Constraints are not theoretical. Almost the entire US energy sector is now catering to big tech, which has become the main force pushing up national energy consumption after years of decline. Communities are beginning to resist. In St. Charles, Missouri, the city council has imposed a moratorium on new datacentres over concerns about water contamination.

These frictions underline the need to align AI’s rapid growth with environmental and social considerations. “Electricity consumption is a bottleneck,” Zwanenburg observed. 

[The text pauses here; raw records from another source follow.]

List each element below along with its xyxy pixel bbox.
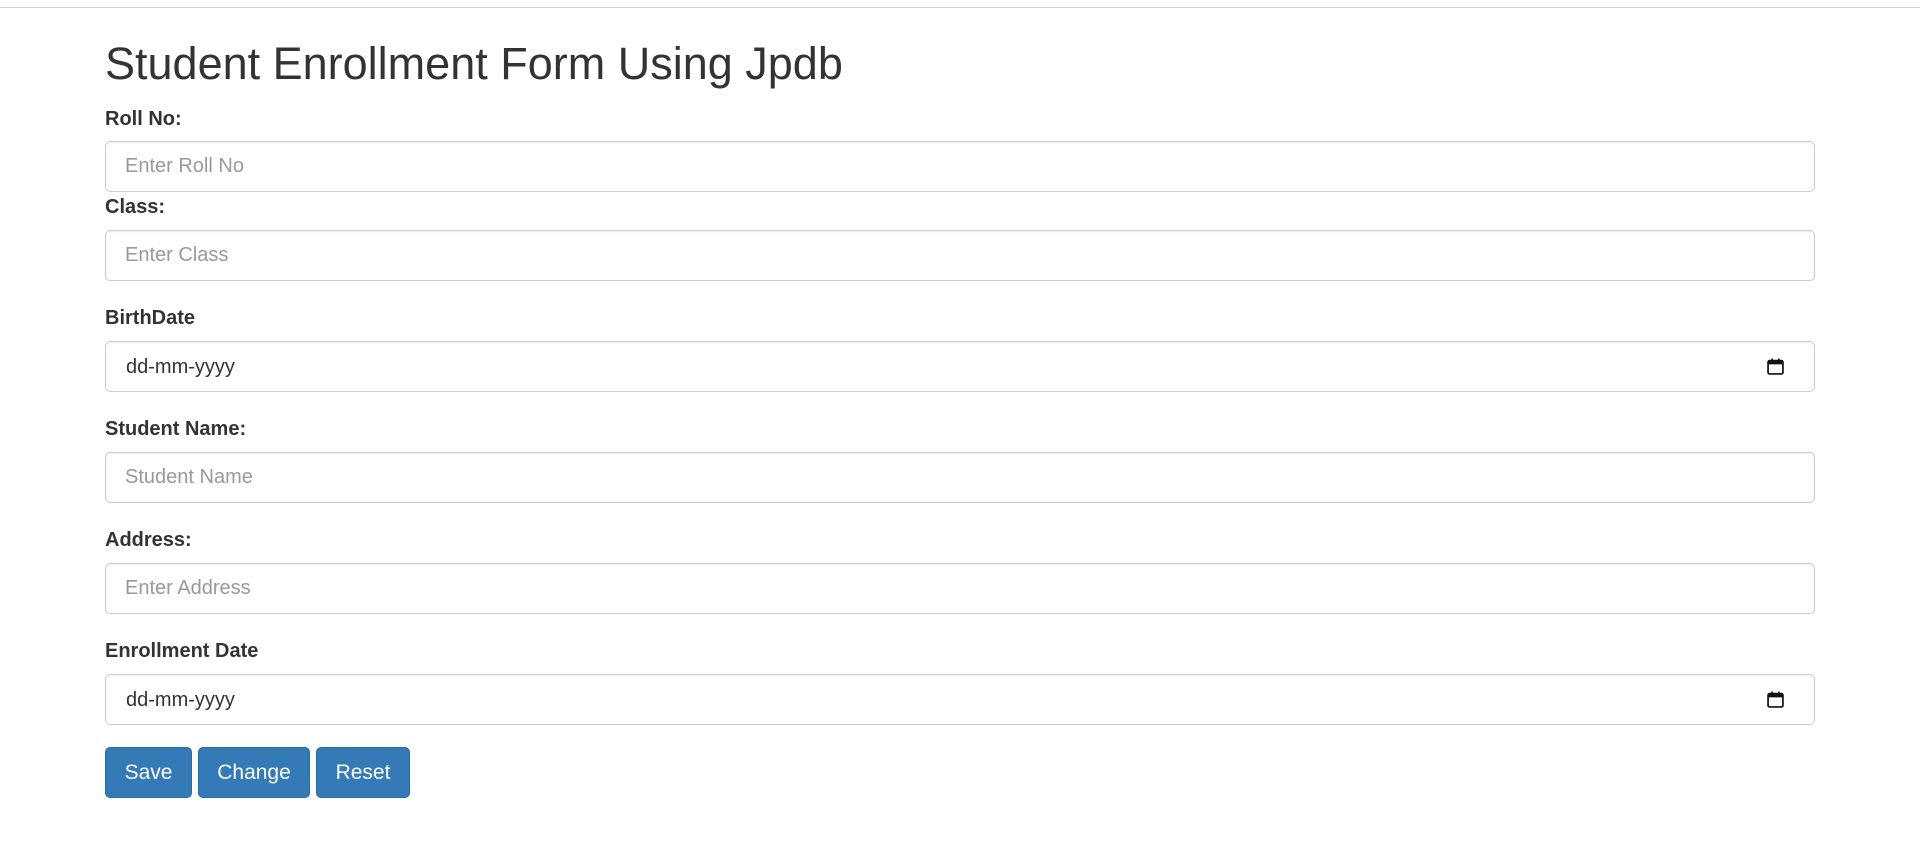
address-input[interactable] bbox=[105, 563, 1815, 614]
top-divider bbox=[0, 7, 1920, 8]
change-button[interactable]: Change bbox=[198, 747, 310, 798]
calendar-icon[interactable] bbox=[1767, 358, 1784, 375]
enrollment-date-placeholder: dd-mm-yyyy bbox=[126, 689, 235, 711]
birth-date-placeholder: dd-mm-yyyy bbox=[126, 356, 235, 378]
roll-no-label: Roll No: bbox=[105, 108, 182, 130]
student-name-input[interactable] bbox=[105, 452, 1815, 503]
enrollment-date-input[interactable]: dd-mm-yyyy bbox=[105, 674, 1815, 725]
roll-no-input[interactable] bbox=[105, 141, 1815, 192]
birth-date-input[interactable]: dd-mm-yyyy bbox=[105, 341, 1815, 392]
calendar-icon[interactable] bbox=[1767, 691, 1784, 708]
student-name-label: Student Name: bbox=[105, 418, 247, 440]
save-button[interactable]: Save bbox=[105, 747, 192, 798]
address-label: Address: bbox=[105, 529, 192, 551]
page-title: Student Enrollment Form Using Jpdb bbox=[105, 38, 843, 89]
class-label: Class: bbox=[105, 196, 166, 218]
reset-button[interactable]: Reset bbox=[316, 747, 410, 798]
birth-date-label: BirthDate bbox=[105, 307, 196, 329]
class-input[interactable] bbox=[105, 230, 1815, 281]
enrollment-date-label: Enrollment Date bbox=[105, 640, 259, 662]
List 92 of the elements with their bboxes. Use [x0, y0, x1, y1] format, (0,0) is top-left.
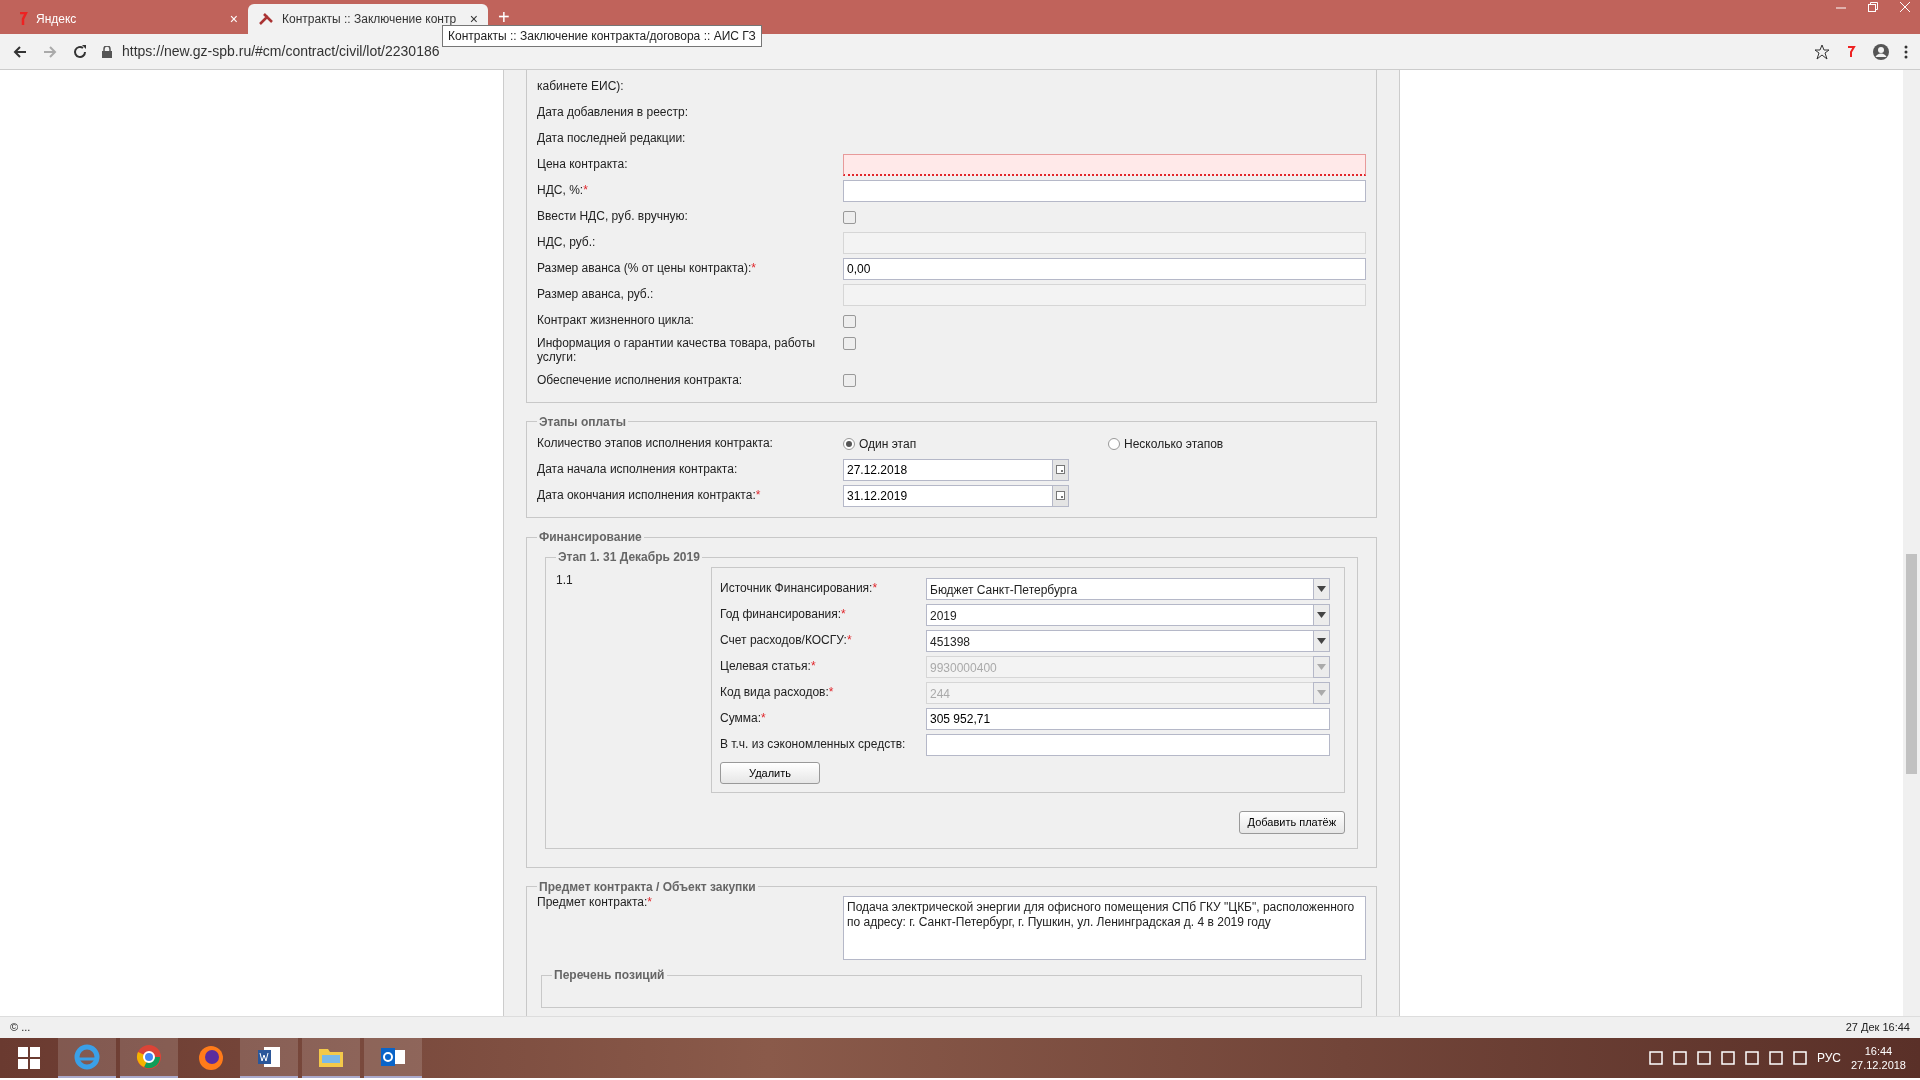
required-marker: * [583, 183, 588, 198]
field-label: В т.ч. из сэкономленных средств: [720, 736, 906, 751]
radio-label[interactable]: Один этап [859, 435, 917, 453]
scrollbar[interactable] [1903, 70, 1920, 1016]
section-legend: Этапы оплаты [537, 414, 628, 429]
checkbox[interactable] [843, 210, 856, 224]
required-marker: * [872, 580, 878, 595]
required-marker: * [841, 606, 846, 621]
logo-icon [18, 12, 28, 26]
input-field[interactable] [843, 154, 1366, 176]
input-field[interactable] [843, 180, 1366, 202]
field-label: Дата начала исполнения контракта: [537, 462, 738, 477]
delete-button[interactable]: Удалить [720, 761, 820, 785]
add-payment-button[interactable]: Добавить платёж [1238, 811, 1345, 834]
radio-button[interactable] [1108, 438, 1120, 450]
caret-icon [1313, 655, 1330, 678]
document-icon[interactable] [240, 1038, 298, 1078]
field-label: Год финансирования: [720, 606, 842, 621]
required-marker: * [647, 895, 653, 910]
radio-button[interactable] [843, 438, 855, 450]
field-label: Предмет контракта: [537, 895, 648, 910]
caret-icon [1313, 681, 1330, 704]
browser-icon[interactable] [120, 1038, 178, 1078]
field-label: кабинете ЕИС): [537, 79, 624, 94]
date-field[interactable]: 27.12.2018 [843, 459, 1053, 481]
star-icon[interactable] [1814, 43, 1830, 60]
calendar-icon[interactable] [1053, 485, 1069, 507]
tray-icon[interactable] [1672, 1051, 1687, 1065]
tray-icon[interactable] [1696, 1051, 1711, 1065]
language-indicator[interactable]: РУС [1816, 1049, 1841, 1067]
required-marker: * [761, 710, 766, 725]
status-text: © ... [10, 1020, 31, 1036]
account-icon[interactable] [1872, 42, 1890, 61]
field-label: Дата окончания исполнения контракта: [537, 488, 756, 503]
clock-date: 27.12.2018 [1850, 1058, 1906, 1073]
stage-number: 1.1 [556, 571, 574, 589]
date-field[interactable]: 31.12.2019 [843, 485, 1053, 507]
field-label: НДС, руб.: [537, 235, 596, 250]
status-date: 27 Дек 16:44 [1845, 1020, 1910, 1036]
field-label: Источник Финансирования: [720, 580, 873, 595]
close-window-icon[interactable] [1900, 2, 1910, 12]
field-label: Контракт жизненного цикла: [537, 313, 694, 328]
input-field[interactable] [926, 733, 1330, 756]
field-label: Размер аванса (% от цены контракта): [537, 261, 752, 276]
input-field[interactable]: 0,00 [843, 258, 1366, 280]
address-bar[interactable]: https://new.gz-spb.ru/#cm/contract/civil/lot/2230186 [122, 41, 440, 62]
required-marker: * [828, 684, 834, 699]
section-legend: Финансирование [537, 530, 644, 545]
field-label: Счет расходов/КОСГУ: [720, 632, 847, 647]
radio-label[interactable]: Несколько этапов [1124, 435, 1224, 453]
required-marker: * [751, 261, 756, 276]
mail-icon[interactable] [364, 1038, 422, 1078]
required-marker: * [810, 658, 816, 673]
required-marker: * [755, 488, 761, 503]
close-icon[interactable]: × [229, 8, 238, 30]
field-label: НДС, %: [537, 183, 584, 198]
input-field[interactable]: 305 952,71 [926, 707, 1330, 730]
field-label: Цена контракта: [537, 157, 628, 172]
restore-icon[interactable] [1868, 2, 1878, 12]
field-label: Обеспечение исполнения контракта: [537, 372, 743, 387]
reload-icon[interactable] [72, 43, 88, 60]
field-label: Ввести НДС, руб. вручную: [537, 209, 688, 224]
folder-icon[interactable] [302, 1038, 360, 1078]
required-marker: * [846, 632, 852, 647]
checkbox[interactable] [843, 337, 856, 350]
field-label: Дата последней редакции: [537, 131, 686, 146]
clock-time: 16:44 [1863, 1043, 1894, 1058]
field-label: Информация о гарантии качества товара, работы услуги: [537, 336, 816, 364]
tray-icon[interactable] [1768, 1051, 1783, 1065]
section-legend: Предмет контракта / Объект закупки [537, 879, 758, 895]
field-label: Сумма: [720, 710, 762, 725]
tray-icon[interactable] [1648, 1051, 1663, 1065]
lock-icon [102, 45, 112, 58]
browser-tab[interactable]: Яндекс × [8, 4, 248, 34]
caret-icon [1313, 577, 1330, 600]
tooltip: Контракты :: Заключение контракта/договора :: АИС ГЗ [442, 25, 762, 47]
field-label: Количество этапов исполнения контракта: [537, 436, 773, 451]
field-label: Дата добавления в реестр: [537, 105, 689, 120]
back-icon[interactable] [12, 43, 28, 60]
checkbox[interactable] [843, 314, 856, 328]
stage-legend: Этап 1. 31 Декабрь 2019 [556, 550, 702, 565]
field-label: Код вида расходов: [720, 684, 829, 699]
tools-icon [258, 12, 274, 26]
caret-icon [1313, 629, 1330, 652]
field-label: Целевая статья: [720, 658, 811, 673]
calendar-icon[interactable] [1053, 459, 1069, 481]
section-legend: Перечень позиций [552, 968, 667, 983]
caret-icon [1313, 603, 1330, 626]
checkbox[interactable] [843, 374, 856, 388]
field-label: Размер аванса, руб.: [537, 287, 654, 302]
text-area[interactable]: Подача электрической энергии для офисного помещения СПб ГКУ "ЦКБ", расположенного по адресу: г. Санкт-Петербург, г. Пушкин, ул. Ленинградская д. 4 в 2019 году [843, 896, 1366, 961]
menu-icon[interactable] [1904, 44, 1908, 59]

On valuations, Cooper downplayed near-term risks, noting that the largest tech companies remain self-funding and cash generative. “Spending on IP equipment and software has picked up this year with tech spending boosting US economic growth by around 30 basis points,” she said. “In our view, elevated spending on data centres and other hardware has already boosted, and will continue to support, near-term economic growth and lift long-term US productivity by roughly 15 percent. From a valuation standpoint, gauges do not appear to be a risk right now because six of the seven companies in the Mag7 generate strong free cash flow and are self-funding.”

The internet did not disappear after 2000. It matured, separating durable franchises from speculative excess. Artificial intelligence is likely to follow a similar trajectory. Huang’s forecast of trillions in spending, coupled with his acknowledgment that power supply is the key limit, signals not a looming crash but an industry learning to grow within its constraints.

As Zwanenburg put it: “Only the firms that continually reinvent themselves will keep pace.”